Встречи Хайдеггера и Целана относятся к периоду между 1967 и 1970 годами, то есть к тому времени, когда молодежный протест поколения 1968 года привел к тому, что замалчивание нацистских преступлений перестало казаться естественной позицией. «Коммуникативное замалчивание», служившее доминантой в культуре 1950-х годов, было решительно отвергнуто бунтующей молодежью. Хайдеггер же воплощал собой позицию «коммуникативного замалчивания», которую Херманн Люббе положительно охарактеризовал позднее как «функциональный модус, обеспечивший интеграцию послевоенного населения в сообщество граждан новой республики»[289]. По отношению к Целану молчание Хайдеггера не смогло стать «функциональным модусом интеграции» и сделало разрыв очевидным. Молчание, которое интегрировало общество преступников, разрушило мост между ними и их жертвами.

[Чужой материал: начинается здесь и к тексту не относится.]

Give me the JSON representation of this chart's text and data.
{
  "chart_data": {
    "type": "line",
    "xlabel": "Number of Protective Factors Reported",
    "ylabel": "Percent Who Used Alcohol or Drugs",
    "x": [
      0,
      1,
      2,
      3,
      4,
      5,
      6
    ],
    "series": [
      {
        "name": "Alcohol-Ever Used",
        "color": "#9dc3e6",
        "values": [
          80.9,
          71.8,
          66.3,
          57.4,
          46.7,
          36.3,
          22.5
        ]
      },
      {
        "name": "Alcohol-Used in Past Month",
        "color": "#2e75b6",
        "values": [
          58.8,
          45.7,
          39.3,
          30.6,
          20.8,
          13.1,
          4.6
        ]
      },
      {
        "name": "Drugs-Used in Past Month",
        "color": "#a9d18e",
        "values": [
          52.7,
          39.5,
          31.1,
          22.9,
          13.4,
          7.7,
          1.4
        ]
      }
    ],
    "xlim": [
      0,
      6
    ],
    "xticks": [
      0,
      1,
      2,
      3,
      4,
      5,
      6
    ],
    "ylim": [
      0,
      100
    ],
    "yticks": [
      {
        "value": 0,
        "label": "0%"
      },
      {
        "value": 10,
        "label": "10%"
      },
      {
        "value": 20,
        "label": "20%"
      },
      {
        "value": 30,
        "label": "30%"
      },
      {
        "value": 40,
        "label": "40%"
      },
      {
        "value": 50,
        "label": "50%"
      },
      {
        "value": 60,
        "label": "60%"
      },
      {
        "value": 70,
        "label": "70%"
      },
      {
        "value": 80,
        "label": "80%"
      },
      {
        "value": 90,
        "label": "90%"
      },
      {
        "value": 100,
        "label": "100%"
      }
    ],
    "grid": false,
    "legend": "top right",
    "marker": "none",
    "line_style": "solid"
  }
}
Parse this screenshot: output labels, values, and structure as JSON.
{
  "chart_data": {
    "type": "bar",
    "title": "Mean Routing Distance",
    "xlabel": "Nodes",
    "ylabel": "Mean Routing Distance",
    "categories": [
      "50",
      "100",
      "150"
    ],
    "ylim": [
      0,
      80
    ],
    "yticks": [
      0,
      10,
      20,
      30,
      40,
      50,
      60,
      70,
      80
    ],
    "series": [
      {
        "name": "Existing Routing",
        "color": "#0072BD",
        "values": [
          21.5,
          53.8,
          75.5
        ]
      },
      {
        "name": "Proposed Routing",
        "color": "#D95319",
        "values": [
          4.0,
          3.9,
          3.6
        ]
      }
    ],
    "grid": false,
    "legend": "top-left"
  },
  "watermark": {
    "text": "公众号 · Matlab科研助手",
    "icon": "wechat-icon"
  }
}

Коммуникативное замалчивание способствовало уходу послевоенного немецкого общества из публичной политики; недавнее прошлое исчезло из общественного сознания, и обращение к прошлому ограничилось приватной сферой (Лутц Нитхаммер сравнивал это с колодцем, который служит для отвода сточных вод в почву). Подобная ситуация, сложившаяся в 1950-е годы, свидетельствовала не только о неспособности послевоенного общества к скорби, но и о неспособности пользоваться демократическими средствами общественной коммуникации. В Германии продолжало господствовать укоренившееся глубокое разделение между сферой частной жизни и политикой, что вело к атрофии общественной жизни. Сюда же следует отнести героизацию молчания и обесценивание публичной сферы. Особую роль сыграл в этом Мартин Хайдеггер, который возвысил молчание как «иную сущностную возможность речения» («andere wesenhafte Möglichkeit des Redens») над «болтовней» (Gerede) и «говорением, забывающем о бытии» («das seinsvergessene Sprechen»)[290]. Общественность получала презрительную характеристику «бытование безликости» («Seinswesen des Man»), которая «нечувствительна к различиям уровней и подлинности» («unempfindlich gegen alle Unterschiede des Niveaus und der Echtheit»). Публичность, писал Хайдеггер в своей книге «Бытие и время», лишь «все затемняет, выдавая затемненное за всем известное и доступное каждому»[291]. Известное и доступное каждому тем самым обесценивается само по себе. Культуре публичности, общественной коммуникации Хайдеггер противопоставляет культуру молчания и тайны. Это молчание подчинило себе поколение родителей, которое хранило его по отношению к собственным детям и уносило свои тайны с собой в могилу.